More interesting to me was the concern raised in the report about the issue of antibiotic resistance. Apparently, the organism in Prostora has shown some resistance to the antibiotic clindamycin. A number of genes that confer antibiotic resistance have been identified, and some of these can be transmitted from one bacterium to another. The specific source of the resistance to clindamycin seen in the Prostora bacterium is not known, so it is not clear if this resistance could be transmitted to other bacteria in animals or people exposed to Prostora.
Because of this uncertainty, and the serious and growing problem of antibiotic resistance in infectious organisms, the EFSA chose not to approve the sale of Prostora in the EU. It has been approved here in the U.S. under the much less strict laws governing dietary supplements.
The EFSA in general has taken a conservative stance on probiotics, which some argue is appropriate based on the currently available evidence, and which others, notably probiotic manufacturers, have claimed ignores relevant science.
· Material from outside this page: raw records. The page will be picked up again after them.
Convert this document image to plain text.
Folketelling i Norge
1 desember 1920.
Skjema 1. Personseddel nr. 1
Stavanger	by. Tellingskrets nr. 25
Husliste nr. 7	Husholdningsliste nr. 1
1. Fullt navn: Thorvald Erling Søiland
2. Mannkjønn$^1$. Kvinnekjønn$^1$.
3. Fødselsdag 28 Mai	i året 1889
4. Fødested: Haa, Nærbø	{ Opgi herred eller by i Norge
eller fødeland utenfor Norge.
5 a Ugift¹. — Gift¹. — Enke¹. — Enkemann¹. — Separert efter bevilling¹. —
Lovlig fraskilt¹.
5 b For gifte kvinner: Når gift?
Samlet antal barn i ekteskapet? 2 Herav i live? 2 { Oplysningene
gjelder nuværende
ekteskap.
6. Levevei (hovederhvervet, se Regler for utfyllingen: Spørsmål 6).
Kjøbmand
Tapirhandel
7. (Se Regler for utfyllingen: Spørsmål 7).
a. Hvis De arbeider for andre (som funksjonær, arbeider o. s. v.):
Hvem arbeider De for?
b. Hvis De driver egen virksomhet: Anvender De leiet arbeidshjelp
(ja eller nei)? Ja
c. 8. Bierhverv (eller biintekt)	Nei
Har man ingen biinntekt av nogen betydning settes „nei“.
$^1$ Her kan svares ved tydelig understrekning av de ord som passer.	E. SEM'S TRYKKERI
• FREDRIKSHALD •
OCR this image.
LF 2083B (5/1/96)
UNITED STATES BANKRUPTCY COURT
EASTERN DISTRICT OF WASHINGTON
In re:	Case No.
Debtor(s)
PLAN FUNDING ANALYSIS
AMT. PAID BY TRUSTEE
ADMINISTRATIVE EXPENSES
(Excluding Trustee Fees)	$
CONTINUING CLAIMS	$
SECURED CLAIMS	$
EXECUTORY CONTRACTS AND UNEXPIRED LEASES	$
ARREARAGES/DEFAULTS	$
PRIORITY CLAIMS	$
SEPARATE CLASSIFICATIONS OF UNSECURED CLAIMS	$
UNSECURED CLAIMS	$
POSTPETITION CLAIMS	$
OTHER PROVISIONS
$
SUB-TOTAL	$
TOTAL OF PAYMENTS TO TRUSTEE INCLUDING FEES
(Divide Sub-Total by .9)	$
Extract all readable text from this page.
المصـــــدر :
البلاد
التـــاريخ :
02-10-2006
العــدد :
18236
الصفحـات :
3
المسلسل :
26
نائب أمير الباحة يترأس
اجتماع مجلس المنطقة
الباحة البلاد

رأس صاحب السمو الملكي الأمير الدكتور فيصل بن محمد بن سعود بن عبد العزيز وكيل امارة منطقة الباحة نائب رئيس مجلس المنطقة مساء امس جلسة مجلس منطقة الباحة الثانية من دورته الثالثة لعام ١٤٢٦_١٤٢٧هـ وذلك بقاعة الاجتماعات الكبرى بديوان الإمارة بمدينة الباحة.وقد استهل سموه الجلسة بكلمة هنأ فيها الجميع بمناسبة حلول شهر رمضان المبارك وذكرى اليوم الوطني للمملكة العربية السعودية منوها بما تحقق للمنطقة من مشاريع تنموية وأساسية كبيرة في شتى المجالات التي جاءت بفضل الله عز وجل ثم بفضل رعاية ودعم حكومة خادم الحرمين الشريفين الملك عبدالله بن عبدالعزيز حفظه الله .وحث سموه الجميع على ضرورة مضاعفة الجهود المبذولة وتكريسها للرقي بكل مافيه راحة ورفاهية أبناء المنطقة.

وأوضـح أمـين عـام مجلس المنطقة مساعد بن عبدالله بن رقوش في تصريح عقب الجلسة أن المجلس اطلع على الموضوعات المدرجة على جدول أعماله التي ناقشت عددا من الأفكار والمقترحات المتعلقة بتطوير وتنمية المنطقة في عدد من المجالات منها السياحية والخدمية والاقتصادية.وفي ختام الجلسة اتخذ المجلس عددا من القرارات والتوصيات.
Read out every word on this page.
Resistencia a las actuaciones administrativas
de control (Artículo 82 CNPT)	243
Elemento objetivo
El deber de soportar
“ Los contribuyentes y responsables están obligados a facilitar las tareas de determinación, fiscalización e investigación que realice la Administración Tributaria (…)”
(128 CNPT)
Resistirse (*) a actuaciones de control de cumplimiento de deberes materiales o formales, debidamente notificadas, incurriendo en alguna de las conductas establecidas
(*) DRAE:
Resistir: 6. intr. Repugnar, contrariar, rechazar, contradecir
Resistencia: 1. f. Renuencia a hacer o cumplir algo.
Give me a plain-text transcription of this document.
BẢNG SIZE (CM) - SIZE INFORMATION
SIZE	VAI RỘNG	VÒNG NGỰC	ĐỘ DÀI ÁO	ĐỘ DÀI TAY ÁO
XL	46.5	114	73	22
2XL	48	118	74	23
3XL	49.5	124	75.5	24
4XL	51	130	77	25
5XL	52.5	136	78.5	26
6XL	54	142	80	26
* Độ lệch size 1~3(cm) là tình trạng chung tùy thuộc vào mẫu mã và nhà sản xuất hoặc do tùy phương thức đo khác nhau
There is some scientific evidence indicating that antibiotic resistance can be exacerbated by the use of probiotic organisms with such resistance, though the extent of the risk is not well-documented.
As I have often said about probiotics, because they clearly have the ability to affect the health of people and animals, they undoubtedly have risks as well as benefits. The devil is in the details, and they should neither be rejected out of hand nor embraced unquestioningly as beneficial. The specific risks and benefits of particular organisms for particular health conditions in particular species have to be understood through the careful and laborious process of scientific research. There is nothing intrinsically “alternative” about the use of microorganisms to affect health, but the indiscriminate use of them in the absence of appropriate scientific evaluation would be a mistake in the tradition of the worst kind of alternative medicine.